Former Florida governor and Republican presidential candidate Jeb Bush said he expects that the Republican Party will be “yearning for a new generation of leaders” in the 2024 presidential election. 

Bush told CNN’s Jake Tapper in an interview on Thursday that he believes room will exist in the Republican base for candidates other than former President Trump in the next presidential election. 

He said he expects the party will want candidates who are “focused on the future” and not the “grievances of the past.” 

“Whether or not the former president runs or not, I have no clue. He’ll be formidable, but there’ll be other candidates that will be able to make their case for sure,” Bush said. 

Trump has repeatedly hinted that he plans to launch a third bid for the White House and has said that when he decides to announce his decision is a bigger question than whether he chooses to run. 

Bush was responding to comments former Vice President Mike Pence made on Wednesday at an event at Georgetown University, where he hinted that he may be considering a run. A student asked Pence if he would vote for Trump in 2024 if the former president wins the nomination, and Pence responded that “there might be somebody else I prefer more.” 

Bush said he is unsure about Pence’s plans, but his guess is that Pence will run, and he said Pence is well-qualified for office. 

Bush ran in the 2016 presidential election and was considered a top contender for the Republican nomination at the start of the election cycle, but his polling numbers gradually dropped as Trump’s rose. Bush withdrew from the primaries in February and refused to endorse Trump after he became the apparent Republican nominee that year. 

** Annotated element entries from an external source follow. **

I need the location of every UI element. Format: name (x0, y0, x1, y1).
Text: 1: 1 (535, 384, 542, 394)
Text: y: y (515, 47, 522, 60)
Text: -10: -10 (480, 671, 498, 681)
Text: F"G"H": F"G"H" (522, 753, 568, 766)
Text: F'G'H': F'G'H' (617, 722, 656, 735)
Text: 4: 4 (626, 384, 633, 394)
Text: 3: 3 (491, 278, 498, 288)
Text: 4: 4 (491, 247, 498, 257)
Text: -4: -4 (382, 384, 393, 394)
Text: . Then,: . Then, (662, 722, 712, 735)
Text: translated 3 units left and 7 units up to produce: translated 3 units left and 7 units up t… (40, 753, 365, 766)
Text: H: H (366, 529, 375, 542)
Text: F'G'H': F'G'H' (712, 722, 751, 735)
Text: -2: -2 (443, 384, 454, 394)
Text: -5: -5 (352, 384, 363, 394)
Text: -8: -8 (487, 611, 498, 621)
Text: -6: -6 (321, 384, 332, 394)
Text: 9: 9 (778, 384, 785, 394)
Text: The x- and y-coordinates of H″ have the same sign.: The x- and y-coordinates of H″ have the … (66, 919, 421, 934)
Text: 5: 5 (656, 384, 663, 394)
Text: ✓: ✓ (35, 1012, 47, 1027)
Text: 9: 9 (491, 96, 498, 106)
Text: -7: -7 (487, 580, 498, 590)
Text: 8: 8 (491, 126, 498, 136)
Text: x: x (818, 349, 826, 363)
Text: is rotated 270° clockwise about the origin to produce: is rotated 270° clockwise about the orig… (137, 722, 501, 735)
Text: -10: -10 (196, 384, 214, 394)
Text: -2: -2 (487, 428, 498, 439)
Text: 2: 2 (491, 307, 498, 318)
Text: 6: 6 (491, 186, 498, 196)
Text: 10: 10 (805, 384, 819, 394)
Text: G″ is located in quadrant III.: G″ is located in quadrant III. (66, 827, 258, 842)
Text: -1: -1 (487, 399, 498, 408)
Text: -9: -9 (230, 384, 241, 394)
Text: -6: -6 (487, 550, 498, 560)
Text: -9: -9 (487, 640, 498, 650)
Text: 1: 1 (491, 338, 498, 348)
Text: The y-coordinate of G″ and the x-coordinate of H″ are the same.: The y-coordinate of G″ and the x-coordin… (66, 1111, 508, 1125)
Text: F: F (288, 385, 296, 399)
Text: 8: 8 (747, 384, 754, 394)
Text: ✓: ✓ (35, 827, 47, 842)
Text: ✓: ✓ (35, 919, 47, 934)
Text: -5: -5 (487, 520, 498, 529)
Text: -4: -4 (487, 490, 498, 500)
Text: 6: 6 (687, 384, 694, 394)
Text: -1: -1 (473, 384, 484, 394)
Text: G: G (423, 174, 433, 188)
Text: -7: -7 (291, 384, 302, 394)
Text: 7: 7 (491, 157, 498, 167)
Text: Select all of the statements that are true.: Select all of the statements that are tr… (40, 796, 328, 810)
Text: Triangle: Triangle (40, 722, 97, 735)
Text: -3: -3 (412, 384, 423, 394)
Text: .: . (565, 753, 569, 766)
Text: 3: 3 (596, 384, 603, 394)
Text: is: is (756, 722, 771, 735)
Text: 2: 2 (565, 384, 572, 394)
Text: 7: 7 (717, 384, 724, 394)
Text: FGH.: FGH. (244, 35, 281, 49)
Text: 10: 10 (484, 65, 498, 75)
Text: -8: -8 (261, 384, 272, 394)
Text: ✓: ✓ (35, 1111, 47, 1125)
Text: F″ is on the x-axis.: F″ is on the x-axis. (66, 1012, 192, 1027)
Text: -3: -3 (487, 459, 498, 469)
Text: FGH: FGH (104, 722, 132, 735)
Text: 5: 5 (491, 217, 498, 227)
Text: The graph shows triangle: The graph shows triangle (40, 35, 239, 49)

Bush told Tapper that the current governor of Florida and another rumored potential 2024 candidate, Ron DeSantis (R), has done a “great job” as governor and led the state effectively. He praised DeSantis’s COVID-19 response, education policies and protection of natural resources. 

He said DeSantis has broad appeal outside of Florida because he has attacked cultural issues that are present in the Republican mindset. 

DeSantis has received national attention and some controversy as he has signed a series of laws that target key cultural issues that have become part of the national conversation. 

He signed a bill in March to restrict classroom instruction on sexual orientation and gender identity in primary schools and signed another piece of legislation, known as the “Stop WOKE Act,” that prohibits instruction that could make some feel “personal responsibility” for historic wrongdoings based on race, sex or national origin. 

The WOKE in the legislation’s name is an acronym for “Wrongs to Our Kids and Employees.” Opponents of the law have expressed concerns that it can be enforced to limit instruction of the country’s history with race, including slavery and the civil rights movement. 

Bush said he does not know about the enforceability of the legislation, but he believes a middle ground exists on the issue. 

He said he supports that DeSantis has expanded parental choice in education and put more money in the state’s budget for literacy-based efforts. 

But Bush said some of the law is “making a political point to push back on wokeness in general.”